Bethune and Bonderman are far from friends and Bethune and Whitehurst have no connection personally. Whitehurst admires CO a lot and sees that as the necessary path for DL, but only knows the CO execs through transactional discussions etc.
 
I don't think Bethune will be able to accomplish much with his so-called "advising;" but there is one thing I think he can accomplish: Help certain creditors put pressure on DL to file pre-merger notification forms with the government.

This does not mean that DL would seriously consider the merger; but it would initiate an in-depth official review of the potential merger. This, of course, means that the so-called "murky" anti-trust issues could be cleared up in the several weeks following the filings and, thus, would give a clear view of what divestitures would be required to get the deal done.

As you have noticed in my past postings, I disagree with DL's characterization of the deal being severely "anticompetitive." While it is true that the two carriers compete in many routes, the notion that antitrust problems make the deal a "nonstarter" is ridiculous.

If it is a non-starter, then it begs the question: What is the harm in filing the pre-merger notification forms? If it was a non-starter then why not file the per-merger forms and have the DOJ kill the merger right from the start? That would put to rest all the merger talk with US right? To me, it is apparent that the potential merger is not a "nonstarter" as DL would suggest. So, to clear up the matter, DL should file the per-merger forms now... isn't it in the best interest of the creditors to at least know what they are dealing with?
You seem to be very well informed..much like a320. As someone new to the industry... I would think that if I were part of the aproved creditors board that I would be very proactive. I would not allow Delta management much of a leash. In other words I would be on the phone with them every step of the way.Advising daily and not much of their plan would be unknown to me. If I were Delta I would just run the clock out on d.p. and let him spin in the wind. The unaproved creditors can only make noise and hope that someone on the approved board agrees with them.If I were on the approved board then I would say very little...that way Delta mangement is force out of bk early and I get my money.If I were Delta I would not do anything that could have an uncontroled out come like a goverment board ie Justice Department. But I am new to all this.
 
If I were Delta I would not do anything that could have an uncontroled out come like a goverment board ie Justice Department. But I am new to all this.

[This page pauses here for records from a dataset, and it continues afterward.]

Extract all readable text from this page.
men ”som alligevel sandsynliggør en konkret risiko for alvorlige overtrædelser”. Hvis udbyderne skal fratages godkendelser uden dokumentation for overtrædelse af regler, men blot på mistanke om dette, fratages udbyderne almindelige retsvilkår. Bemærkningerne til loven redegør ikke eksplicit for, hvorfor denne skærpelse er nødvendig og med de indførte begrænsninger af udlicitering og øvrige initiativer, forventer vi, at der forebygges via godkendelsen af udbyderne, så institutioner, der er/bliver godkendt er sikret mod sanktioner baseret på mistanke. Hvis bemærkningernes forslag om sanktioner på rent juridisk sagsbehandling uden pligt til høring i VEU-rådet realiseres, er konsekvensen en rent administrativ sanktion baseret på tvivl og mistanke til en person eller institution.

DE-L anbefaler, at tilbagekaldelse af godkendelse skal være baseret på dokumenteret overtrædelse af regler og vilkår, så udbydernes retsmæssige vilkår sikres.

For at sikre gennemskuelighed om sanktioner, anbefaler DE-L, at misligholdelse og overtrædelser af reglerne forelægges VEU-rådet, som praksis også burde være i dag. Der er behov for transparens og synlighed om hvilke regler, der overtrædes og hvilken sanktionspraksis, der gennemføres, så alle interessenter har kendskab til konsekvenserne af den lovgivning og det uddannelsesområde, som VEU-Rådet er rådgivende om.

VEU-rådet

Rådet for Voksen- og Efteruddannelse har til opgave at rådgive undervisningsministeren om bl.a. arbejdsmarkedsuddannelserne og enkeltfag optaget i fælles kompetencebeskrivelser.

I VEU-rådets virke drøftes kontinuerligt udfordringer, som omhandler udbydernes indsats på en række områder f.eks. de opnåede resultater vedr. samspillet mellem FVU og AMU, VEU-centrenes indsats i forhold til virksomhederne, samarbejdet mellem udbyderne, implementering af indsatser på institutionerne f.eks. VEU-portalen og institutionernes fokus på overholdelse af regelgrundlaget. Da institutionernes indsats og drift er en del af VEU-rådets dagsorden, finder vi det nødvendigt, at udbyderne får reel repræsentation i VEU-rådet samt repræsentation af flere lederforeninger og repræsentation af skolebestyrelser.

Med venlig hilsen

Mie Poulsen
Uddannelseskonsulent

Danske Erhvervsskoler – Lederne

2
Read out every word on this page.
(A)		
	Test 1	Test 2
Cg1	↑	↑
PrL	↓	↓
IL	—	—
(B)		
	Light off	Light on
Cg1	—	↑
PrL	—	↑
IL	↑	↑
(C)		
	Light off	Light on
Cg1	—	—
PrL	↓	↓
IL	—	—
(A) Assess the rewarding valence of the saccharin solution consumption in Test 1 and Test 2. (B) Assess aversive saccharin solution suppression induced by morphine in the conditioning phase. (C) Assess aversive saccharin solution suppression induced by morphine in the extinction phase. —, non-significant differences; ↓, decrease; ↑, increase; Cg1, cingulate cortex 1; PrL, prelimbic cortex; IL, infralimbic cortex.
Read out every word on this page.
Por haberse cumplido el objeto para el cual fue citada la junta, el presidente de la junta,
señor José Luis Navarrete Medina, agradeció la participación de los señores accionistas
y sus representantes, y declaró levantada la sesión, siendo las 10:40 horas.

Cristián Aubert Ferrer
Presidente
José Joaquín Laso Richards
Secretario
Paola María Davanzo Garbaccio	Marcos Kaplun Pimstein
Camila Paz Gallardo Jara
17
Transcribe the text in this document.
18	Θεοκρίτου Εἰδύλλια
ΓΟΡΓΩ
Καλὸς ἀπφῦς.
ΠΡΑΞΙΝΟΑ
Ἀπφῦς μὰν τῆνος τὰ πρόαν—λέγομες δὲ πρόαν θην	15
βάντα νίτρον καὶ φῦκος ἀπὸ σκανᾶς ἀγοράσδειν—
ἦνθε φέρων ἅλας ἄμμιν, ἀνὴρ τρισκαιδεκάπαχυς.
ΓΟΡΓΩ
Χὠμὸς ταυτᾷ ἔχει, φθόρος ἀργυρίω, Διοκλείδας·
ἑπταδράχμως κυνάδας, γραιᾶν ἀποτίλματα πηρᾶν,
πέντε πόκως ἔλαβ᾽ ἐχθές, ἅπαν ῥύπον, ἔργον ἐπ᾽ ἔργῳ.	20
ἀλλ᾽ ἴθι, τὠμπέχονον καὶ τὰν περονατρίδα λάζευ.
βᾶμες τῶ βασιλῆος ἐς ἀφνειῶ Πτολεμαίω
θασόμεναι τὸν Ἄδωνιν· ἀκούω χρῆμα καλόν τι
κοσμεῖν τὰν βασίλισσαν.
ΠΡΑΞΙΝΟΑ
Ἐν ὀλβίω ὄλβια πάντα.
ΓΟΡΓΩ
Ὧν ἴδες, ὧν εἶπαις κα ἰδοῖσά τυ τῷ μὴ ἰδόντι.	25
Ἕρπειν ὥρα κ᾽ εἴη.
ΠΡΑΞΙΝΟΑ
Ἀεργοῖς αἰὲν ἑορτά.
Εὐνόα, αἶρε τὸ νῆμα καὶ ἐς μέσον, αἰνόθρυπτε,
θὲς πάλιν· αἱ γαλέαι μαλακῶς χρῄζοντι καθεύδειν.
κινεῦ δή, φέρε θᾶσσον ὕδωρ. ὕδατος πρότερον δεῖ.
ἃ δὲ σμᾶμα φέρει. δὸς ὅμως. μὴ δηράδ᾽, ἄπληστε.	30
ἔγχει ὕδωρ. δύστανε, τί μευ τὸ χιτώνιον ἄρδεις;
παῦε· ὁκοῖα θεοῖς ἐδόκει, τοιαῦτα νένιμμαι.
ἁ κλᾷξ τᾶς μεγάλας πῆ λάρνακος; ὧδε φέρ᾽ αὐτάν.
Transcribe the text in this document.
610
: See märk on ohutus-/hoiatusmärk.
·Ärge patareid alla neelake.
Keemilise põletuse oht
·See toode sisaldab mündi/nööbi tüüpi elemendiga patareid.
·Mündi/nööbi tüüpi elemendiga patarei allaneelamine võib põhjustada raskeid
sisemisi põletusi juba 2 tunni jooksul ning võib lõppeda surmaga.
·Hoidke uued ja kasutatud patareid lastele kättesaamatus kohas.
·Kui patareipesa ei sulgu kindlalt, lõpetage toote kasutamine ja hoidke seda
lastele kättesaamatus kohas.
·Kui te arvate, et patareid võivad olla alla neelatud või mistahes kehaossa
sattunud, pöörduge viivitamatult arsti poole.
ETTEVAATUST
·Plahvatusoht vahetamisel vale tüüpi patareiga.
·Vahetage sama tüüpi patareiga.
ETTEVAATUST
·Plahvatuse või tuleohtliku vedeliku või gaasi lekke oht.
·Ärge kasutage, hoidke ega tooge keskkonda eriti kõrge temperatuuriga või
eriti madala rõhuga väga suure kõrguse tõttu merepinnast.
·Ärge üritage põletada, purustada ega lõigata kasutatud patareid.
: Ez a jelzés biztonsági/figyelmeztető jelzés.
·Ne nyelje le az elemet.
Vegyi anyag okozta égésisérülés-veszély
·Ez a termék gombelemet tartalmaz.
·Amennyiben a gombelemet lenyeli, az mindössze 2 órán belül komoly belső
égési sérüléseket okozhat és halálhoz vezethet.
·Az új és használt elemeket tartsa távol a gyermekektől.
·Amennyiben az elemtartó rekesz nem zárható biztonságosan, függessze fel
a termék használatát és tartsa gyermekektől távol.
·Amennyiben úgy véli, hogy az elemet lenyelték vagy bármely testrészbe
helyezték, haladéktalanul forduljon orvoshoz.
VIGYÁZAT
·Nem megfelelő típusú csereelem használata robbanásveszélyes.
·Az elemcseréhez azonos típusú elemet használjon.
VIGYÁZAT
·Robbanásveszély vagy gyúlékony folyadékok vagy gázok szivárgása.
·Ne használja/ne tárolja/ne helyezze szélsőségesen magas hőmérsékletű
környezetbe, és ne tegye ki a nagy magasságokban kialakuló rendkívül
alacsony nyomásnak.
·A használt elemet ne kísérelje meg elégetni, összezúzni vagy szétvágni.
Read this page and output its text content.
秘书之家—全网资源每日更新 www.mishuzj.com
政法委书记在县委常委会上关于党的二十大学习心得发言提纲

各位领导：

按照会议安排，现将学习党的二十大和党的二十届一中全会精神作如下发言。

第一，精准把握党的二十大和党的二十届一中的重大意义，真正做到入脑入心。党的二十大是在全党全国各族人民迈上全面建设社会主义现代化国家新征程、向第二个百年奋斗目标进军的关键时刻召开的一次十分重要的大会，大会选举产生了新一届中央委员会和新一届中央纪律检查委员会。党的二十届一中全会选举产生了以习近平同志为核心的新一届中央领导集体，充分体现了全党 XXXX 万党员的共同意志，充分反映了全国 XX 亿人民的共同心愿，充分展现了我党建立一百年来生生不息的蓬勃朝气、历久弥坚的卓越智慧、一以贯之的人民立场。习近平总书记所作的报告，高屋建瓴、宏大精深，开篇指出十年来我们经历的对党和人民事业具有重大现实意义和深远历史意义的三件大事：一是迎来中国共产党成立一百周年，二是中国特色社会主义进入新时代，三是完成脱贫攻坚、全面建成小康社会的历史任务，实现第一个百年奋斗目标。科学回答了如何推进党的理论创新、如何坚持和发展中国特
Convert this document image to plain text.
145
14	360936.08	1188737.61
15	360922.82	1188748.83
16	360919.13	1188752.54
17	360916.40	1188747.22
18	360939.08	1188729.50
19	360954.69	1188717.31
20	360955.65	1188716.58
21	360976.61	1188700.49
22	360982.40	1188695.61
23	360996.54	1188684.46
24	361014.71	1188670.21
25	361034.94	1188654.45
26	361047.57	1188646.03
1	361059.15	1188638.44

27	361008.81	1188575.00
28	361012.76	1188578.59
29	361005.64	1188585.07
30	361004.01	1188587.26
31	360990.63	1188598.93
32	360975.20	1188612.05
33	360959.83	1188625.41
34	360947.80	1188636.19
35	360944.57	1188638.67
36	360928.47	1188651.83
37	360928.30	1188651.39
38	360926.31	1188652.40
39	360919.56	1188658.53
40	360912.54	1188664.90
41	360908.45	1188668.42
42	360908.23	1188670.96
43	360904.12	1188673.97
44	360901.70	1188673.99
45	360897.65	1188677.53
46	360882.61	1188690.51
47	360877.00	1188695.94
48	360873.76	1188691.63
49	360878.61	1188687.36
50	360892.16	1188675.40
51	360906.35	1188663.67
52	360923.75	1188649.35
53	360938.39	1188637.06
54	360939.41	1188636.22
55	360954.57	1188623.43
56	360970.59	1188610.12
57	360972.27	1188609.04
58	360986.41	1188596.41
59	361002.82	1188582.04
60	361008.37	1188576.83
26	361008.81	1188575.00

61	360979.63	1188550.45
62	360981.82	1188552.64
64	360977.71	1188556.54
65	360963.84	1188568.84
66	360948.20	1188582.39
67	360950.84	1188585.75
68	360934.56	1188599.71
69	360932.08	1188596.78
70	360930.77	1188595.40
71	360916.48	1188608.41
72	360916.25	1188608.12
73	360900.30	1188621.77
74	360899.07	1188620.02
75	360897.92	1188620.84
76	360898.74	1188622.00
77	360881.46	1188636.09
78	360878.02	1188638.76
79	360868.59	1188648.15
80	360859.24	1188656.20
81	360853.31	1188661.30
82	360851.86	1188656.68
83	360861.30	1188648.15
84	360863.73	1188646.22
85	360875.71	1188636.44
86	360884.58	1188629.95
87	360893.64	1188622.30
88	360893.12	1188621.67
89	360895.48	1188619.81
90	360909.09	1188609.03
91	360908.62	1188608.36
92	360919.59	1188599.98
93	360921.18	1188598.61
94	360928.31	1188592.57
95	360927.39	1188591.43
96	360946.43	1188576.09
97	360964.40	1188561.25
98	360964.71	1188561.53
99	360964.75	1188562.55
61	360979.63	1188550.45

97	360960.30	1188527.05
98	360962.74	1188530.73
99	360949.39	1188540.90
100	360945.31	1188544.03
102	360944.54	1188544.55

That is my point exactly. DL has stated that the merger is a "nonstarter" because of antitrust issues. Yes, it is obvious that there are "issues"... but there are not enough issues to characterize it as a complete "nonstarter."

If it was true the deal is a "nonstarter," DL would simply file the pre-merger notification and allow the DOJ to stomp it out immediately, putting a rest to the potential plan filed by US. But, DL has not done this, nor will it do this unless it is severely pressured by DL creditors. Thus, I take this to mean that DL believes, in its heart of hearts, that characterizing it as a "nonstarter" is inaccurate.

Sure, characterize it as "improbable" or "not prudent," but characterizing it as a "nonstarter" is a bit of a stretch.